In the evening, before my neighbour Jacques undressed, he sat down on the old trunk to give me an account of his day. He was very fond of talking of his dead people. One time it was a young girl — the poor child, who had died of consumption, did not weigh heavy; another time it was an old man — this old man, whose coffin had strained his arms, was a big, fat functionary, who must have carried away his gold with him in his pockets. And I had private details about each corpse; I knew their weight, the noises that had proceeded from their coffins, the way in which they had had to be carried down, at the turns of the staircases. Some evenings my neighbour Jacques came home more talkative and with a beaming face. He leant against the walls, with his cloak hooked over his shoulder, his hat on the back of his head. He had come across generous heirs, who had treated him to “the quarts of wine and piece of Brie cheese of consolation.” And he ended by displaying tender feelings. He vowed to me that when the time came, he would carry me to my grave with all the kindly consideration of a friend.

I lived thus for more than a year, with my attention taken up with the dead.

One morning my neighbour Jacques failed to make his appearance. A week later, he was dead.

When two of his companions removed the body, I was on the threshold of my door, and heard them joking as they carried down the coffin, which seemed to make a sullen remonstrance at each knock it received.

One of them, a little fat fellow, said to the other, who was tall and thin:

“The biter’s bit.”

THE PARADISE OF CATS

AN aunt bequeathed me an Angora cat, which is certainly the most stupid animal I know of. This is what my cat related to me, one winter night, before the warm embers.

I

I was then two years old, and I was certainly the fattest and most simple cat any one could have seen. Even at that tender age I displayed all the presumption of an animal that scorns the attractions of the fireside. And yet what gratitude I owed to Providence for having placed me with your aunt! The worthy woman idolised me. I had a regular bedroom at the bottom of a cupboard, with a feather pillow and a triple-folded rug. The food was as good as the bed; no bread or soup, nothing but meat, good underdone meat.

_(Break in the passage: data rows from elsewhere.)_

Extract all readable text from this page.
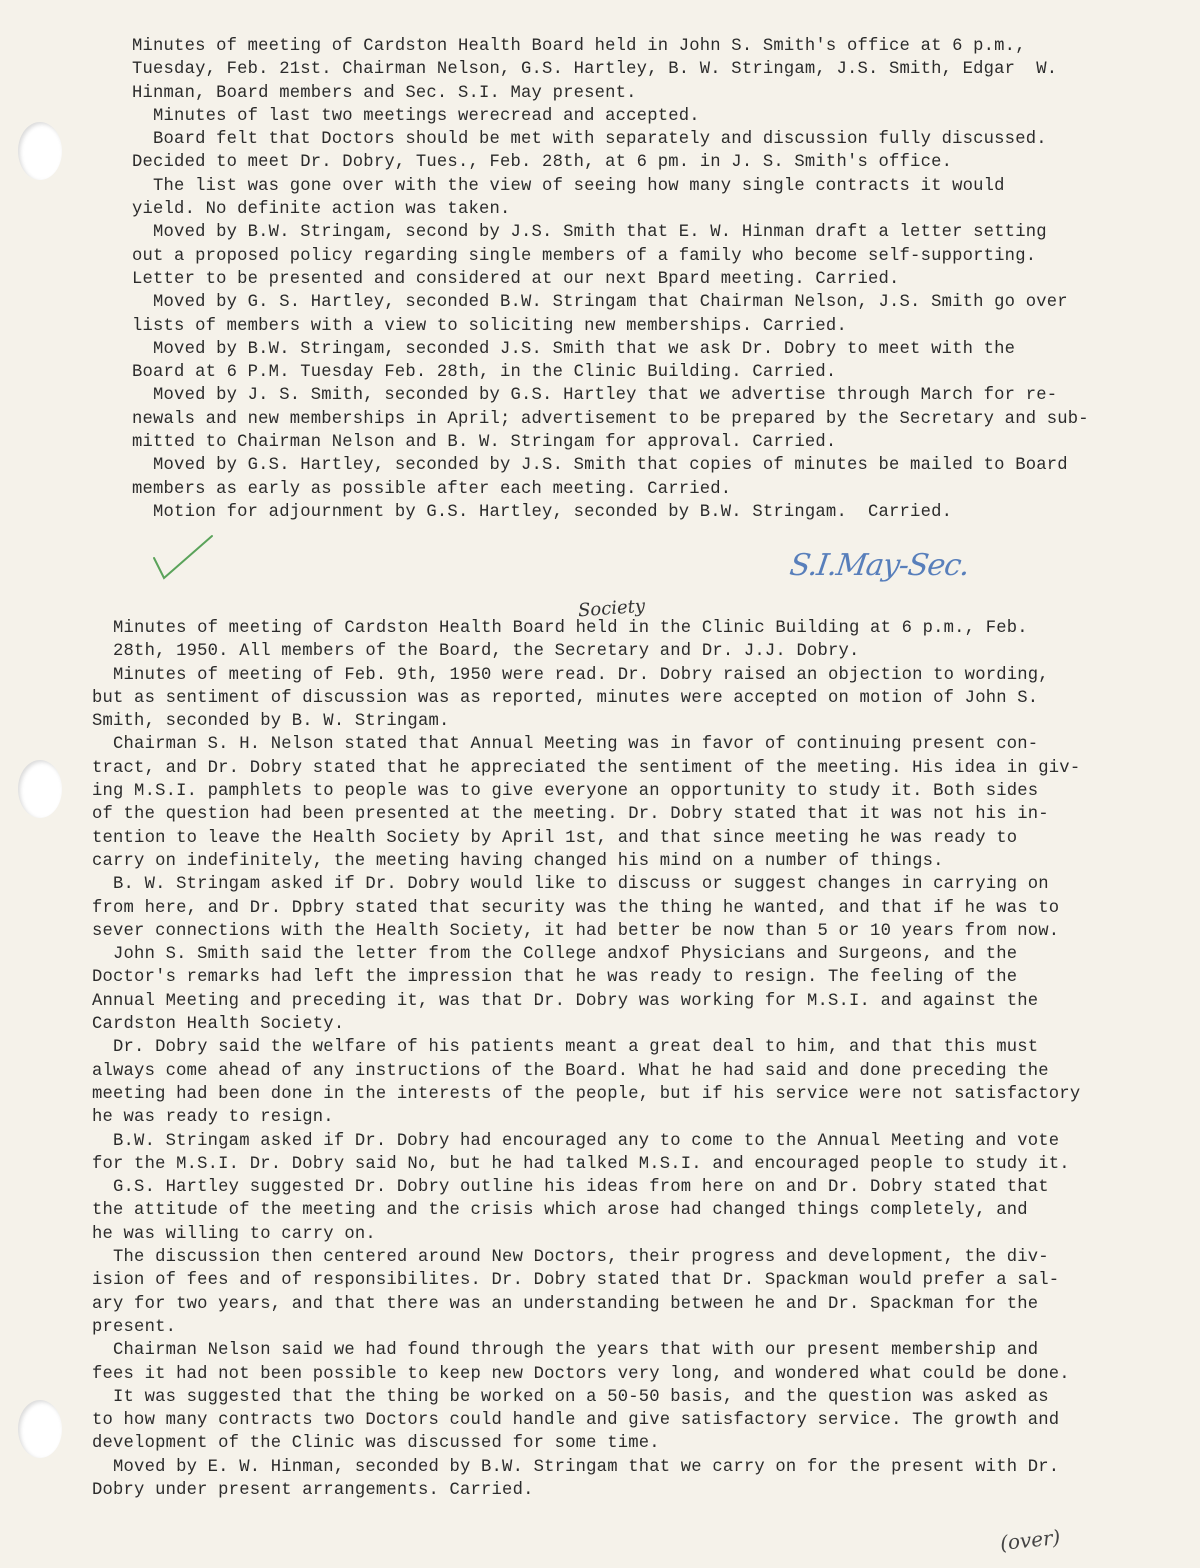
Minutes of meeting of Cardston Health Board held in John S. Smith's office at 6 p.m.,
Tuesday, Feb. 21st. Chairman Nelson, G.S. Hartley, B. W. Stringam, J.S. Smith, Edgar  W.
Hinman, Board members and Sec. S.I. May present.
Minutes of last two meetings werecread and accepted.
Board felt that Doctors should be met with separately and discussion fully discussed.
Decided to meet Dr. Dobry, Tues., Feb. 28th, at 6 pm. in J. S. Smith's office.
The list was gone over with the view of seeing how many single contracts it would
yield. No definite action was taken.
Moved by B.W. Stringam, second by J.S. Smith that E. W. Hinman draft a letter setting
out a proposed policy regarding single members of a family who become self-supporting.
Letter to be presented and considered at our next Bpard meeting. Carried.
Moved by G. S. Hartley, seconded B.W. Stringam that Chairman Nelson, J.S. Smith go over
lists of members with a view to soliciting new memberships. Carried.
Moved by B.W. Stringam, seconded J.S. Smith that we ask Dr. Dobry to meet with the
Board at 6 P.M. Tuesday Feb. 28th, in the Clinic Building. Carried.
Moved by J. S. Smith, seconded by G.S. Hartley that we advertise through March for re-
newals and new memberships in April; advertisement to be prepared by the Secretary and sub-
mitted to Chairman Nelson and B. W. Stringam for approval. Carried.
Moved by G.S. Hartley, seconded by J.S. Smith that copies of minutes be mailed to Board
members as early as possible after each meeting. Carried.
Motion for adjournment by G.S. Hartley, seconded by B.W. Stringam.  Carried.
S.I.May-Sec.
Society
Minutes of meeting of Cardston Health Board held in the Clinic Building at 6 p.m., Feb.
28th, 1950. All members of the Board, the Secretary and Dr. J.J. Dobry.
Minutes of meeting of Feb. 9th, 1950 were read. Dr. Dobry raised an objection to wording,
but as sentiment of discussion was as reported, minutes were accepted on motion of John S.
Smith, seconded by B. W. Stringam.
Chairman S. H. Nelson stated that Annual Meeting was in favor of continuing present con-
tract, and Dr. Dobry stated that he appreciated the sentiment of the meeting. His idea in giv-
ing M.S.I. pamphlets to people was to give everyone an opportunity to study it. Both sides
of the question had been presented at the meeting. Dr. Dobry stated that it was not his in-
tention to leave the Health Society by April 1st, and that since meeting he was ready to
carry on indefinitely, the meeting having changed his mind on a number of things.
B. W. Stringam asked if Dr. Dobry would like to discuss or suggest changes in carrying on
from here, and Dr. Dpbry stated that security was the thing he wanted, and that if he was to
sever connections with the Health Society, it had better be now than 5 or 10 years from now.
John S. Smith said the letter from the College andxof Physicians and Surgeons, and the
Doctor's remarks had left the impression that he was ready to resign. The feeling of the
Annual Meeting and preceding it, was that Dr. Dobry was working for M.S.I. and against the
Cardston Health Society.
Dr. Dobry said the welfare of his patients meant a great deal to him, and that this must
always come ahead of any instructions of the Board. What he had said and done preceding the
meeting had been done in the interests of the people, but if his service were not satisfactory
he was ready to resign.
B.W. Stringam asked if Dr. Dobry had encouraged any to come to the Annual Meeting and vote
for the M.S.I. Dr. Dobry said No, but he had talked M.S.I. and encouraged people to study it.
G.S. Hartley suggested Dr. Dobry outline his ideas from here on and Dr. Dobry stated that
the attitude of the meeting and the crisis which arose had changed things completely, and
he was willing to carry on.
The discussion then centered around New Doctors, their progress and development, the div-
ision of fees and of responsibilites. Dr. Dobry stated that Dr. Spackman would prefer a sal-
ary for two years, and that there was an understanding between he and Dr. Spackman for the
present.
Chairman Nelson said we had found through the years that with our present membership and
fees it had not been possible to keep new Doctors very long, and wondered what could be done.
It was suggested that the thing be worked on a 50-50 basis, and the question was asked as
to how many contracts two Doctors could handle and give satisfactory service. The growth and
development of the Clinic was discussed for some time.
Moved by E. W. Hinman, seconded by B.W. Stringam that we carry on for the present with Dr.
Dobry under present arrangements. Carried.
(over)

Well! amidst all these comforts, I had but one wish, but one dream, to slip out by the half-open window, and run away on to the tiles. Caresses appeared to me insipid, the softness of my bed disgusted me, I was so fat that I felt sick, and from morn till eve I experienced the weariness of being happy.

I must tell you that by straining my neck I had perceived the opposite roof from the window. That day four cats were fighting there. With bristling coats and tails in the air, they were rolling on the blue slates, in the full sun, amidst oaths of joy. I bad never witnessed such an extraordinary sight. From that moment my convictions were settled. Real happiness was upon that roof, in front of that window which the people of the house so carefully closed. I found the proof of this in the way in which they shut the doors of the cupboards where the meat was hidden.